Turning to Artificial Intelligence which has long been a favourite theme of Science Fiction, futurologists and technologists alike, we can add some spice. Ray Kurzweil is probably the best known of those suggesting that desktop computing power (if it continues to follow Moore’s law) will have the equivalent processing power of the human brain by 2029, although the ability to transform that power into true intelligence may lag behind. Nonetheless the last few months have seemed to be particularly active in this field with Anders Sandberg and Nick Bostrom publishing a credible  Whole Brain Emulation – A Roadmap, and IBM’s Dharmendra S Modha’s project to emulate a rat’s brain, suggested to the Singularity Summit that the project was positioned halfway along that roadmap, (Next Big Future) – with the rat-scale model being 3.5 larger than the previous work on mouse brain emulation.

It was estimated that a system 400 times larger than the rat model would be needed to emulate the human brain, with the most powerful machines currently available being able to handle models 10 times larger than those of the rat. With DARPA contributing  $4.9 million to the project, it is clear that this research is leading somewhere, and possibly faster than we expect, even taking into account the probable need for quantum computing to reach full human brain emulation.

This of course takes us towards Kurzweil’s singularity where machine intelligence will start evolving more rapidly by itself, and I question  what will happen to the knowledge society/economy when machines can accumulate and generate and create knowledge more rapidly and more cheaply than a human counterpart.

Will these knowledge machines be creative? Intuitive? Empathetic? Will they become the wealth generating engines replacing talented humans.  Will our values change, with personal knowledge being no longer being a key success factor?
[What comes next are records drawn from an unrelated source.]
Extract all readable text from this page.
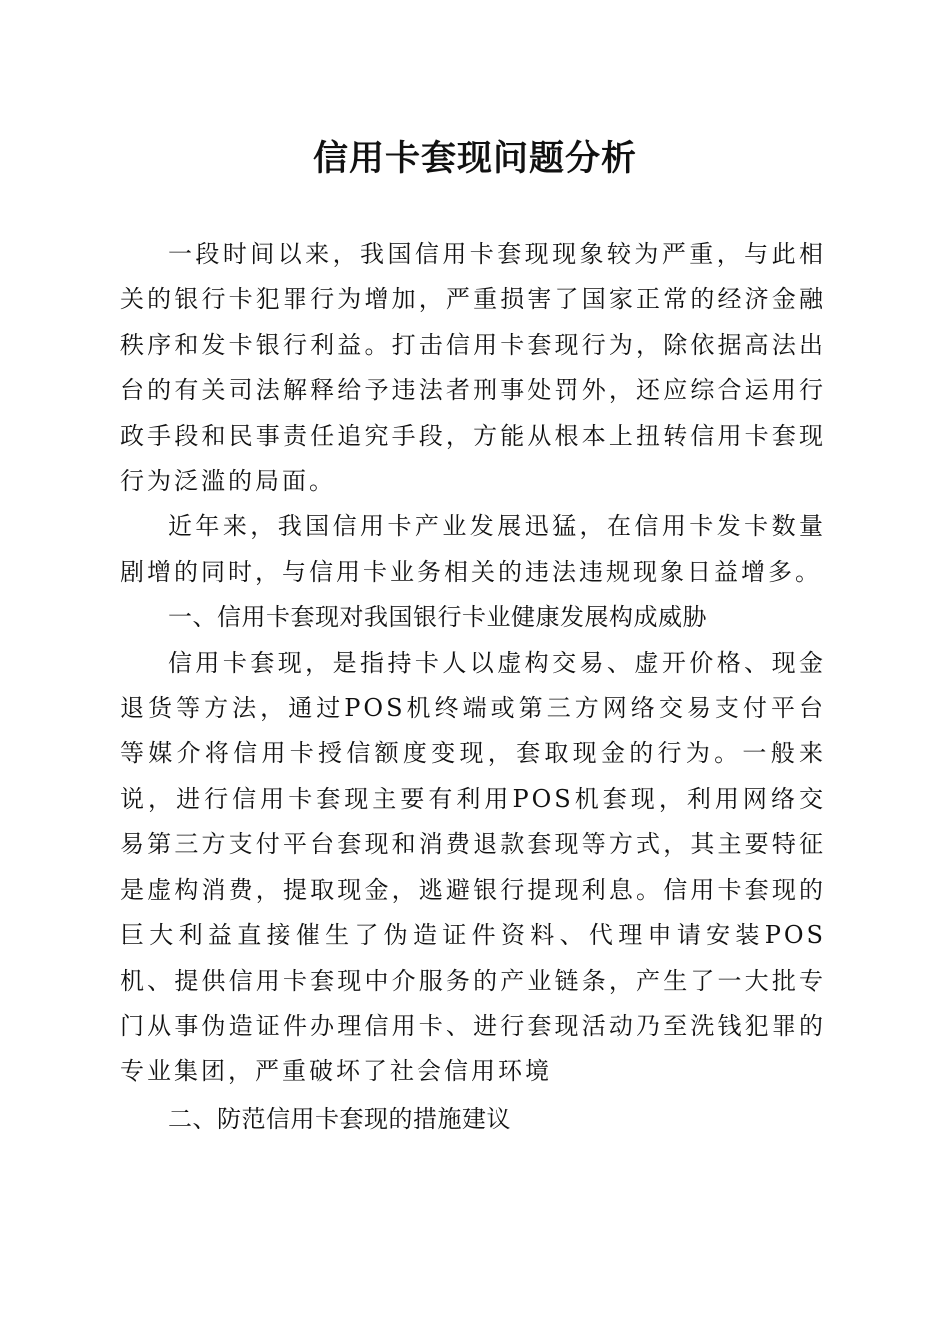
信用卡套现问题分析

一段时间以来，我国信用卡套现现象较为严重，与此相关的银行卡犯罪行为增加，严重损害了国家正常的经济金融秩序和发卡银行利益。打击信用卡套现行为，除依据高法出台的有关司法解释给予违法者刑事处罚外，还应综合运用行政手段和民事责任追究手段，方能从根本上扭转信用卡套现行为泛滥的局面。

近年来，我国信用卡产业发展迅猛，在信用卡发卡数量剧增的同时，与信用卡业务相关的违法违规现象日益增多。

一、信用卡套现对我国银行卡业健康发展构成威胁

信用卡套现，是指持卡人以虚构交易、虚开价格、现金退货等方法，通过POS机终端或第三方网络交易支付平台等媒介将信用卡授信额度变现，套取现金的行为。一般来说，进行信用卡套现主要有利用POS机套现，利用网络交易第三方支付平台套现和消费退款套现等方式，其主要特征是虚构消费，提取现金，逃避银行提现利息。信用卡套现的巨大利益直接催生了伪造证件资料、代理申请安装POS机、提供信用卡套现中介服务的产业链条，产生了一大批专门从事伪造证件办理信用卡、进行套现活动乃至洗钱犯罪的专业集团，严重破坏了社会信用环境

二、防范信用卡套现的措施建议
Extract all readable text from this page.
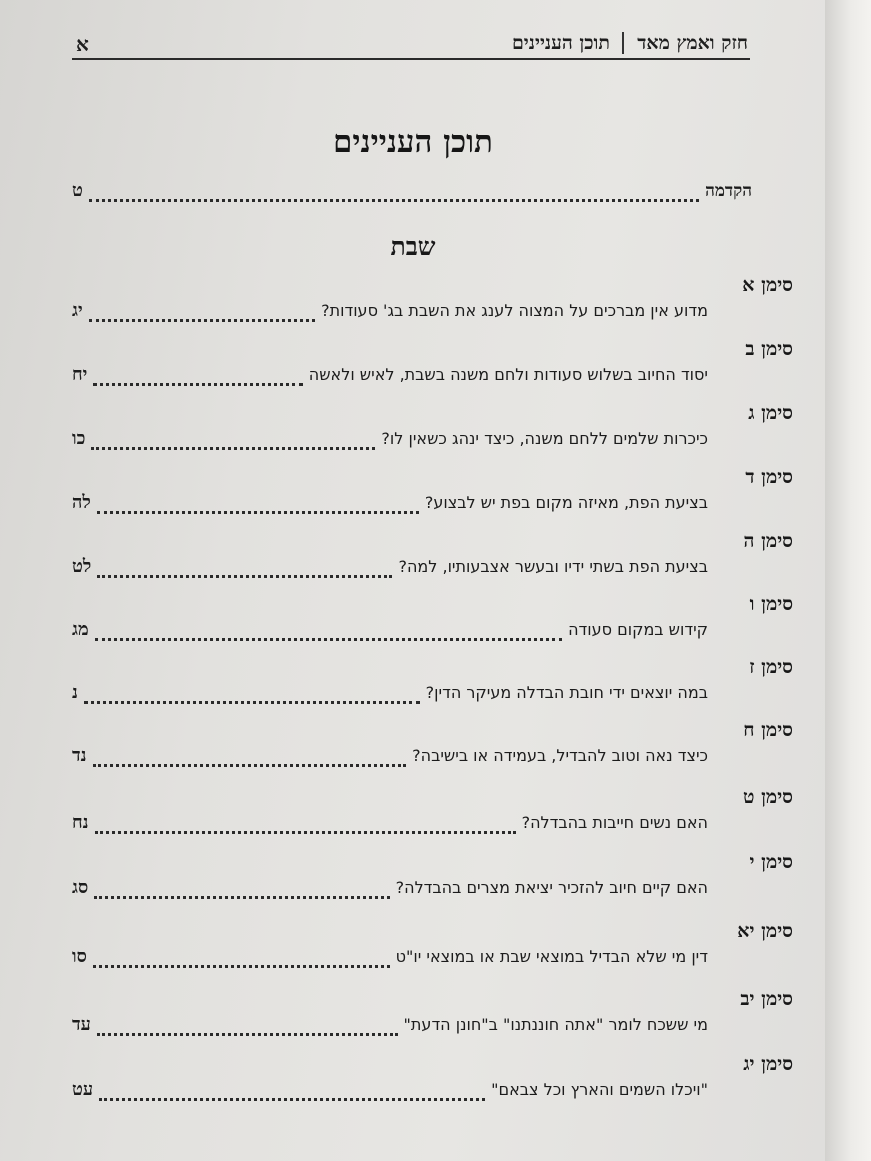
חזק ואמץ מאד
תוכן העניינים
א
תוכן העניינים
הקדמה
ט
שבת
סימן א
מדוע אין מברכים על המצוה לענג את השבת בג' סעודות?
יג
סימן ב
יסוד החיוב בשלוש סעודות ולחם משנה בשבת, לאיש ולאשה
יח
סימן ג
כיכרות שלמים ללחם משנה, כיצד ינהג כשאין לו?
כו
סימן ד
בציעת הפת, מאיזה מקום בפת יש לבצוע?
לה
סימן ה
בציעת הפת בשתי ידיו ובעשר אצבעותיו, למה?
לט
סימן ו
קידוש במקום סעודה
מג
סימן ז
במה יוצאים ידי חובת הבדלה מעיקר הדין?
נ
סימן ח
כיצד נאה וטוב להבדיל, בעמידה או בישיבה?
נד
סימן ט
האם נשים חייבות בהבדלה?
נח
סימן י
האם קיים חיוב להזכיר יציאת מצרים בהבדלה?
סג
סימן יא
דין מי שלא הבדיל במוצאי שבת או במוצאי יו"ט
סו
סימן יב
מי ששכח לומר "אתה חוננתנו" ב"חונן הדעת"
עד
סימן יג
"ויכלו השמים והארץ וכל צבאם"
עט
We are talking of potential changes over the next 25 years, and remember that 25 years ago few believed the impact that the Internet and mobile technology would have on our lives and the way we do business. My guess is that these sentient technologies will start having an impact on defence applications much sooner than that.

Given that many policy makers and leaders still do not understand the implications of a networked society, what will they make of the post knowledge society, assuming they are still in charge.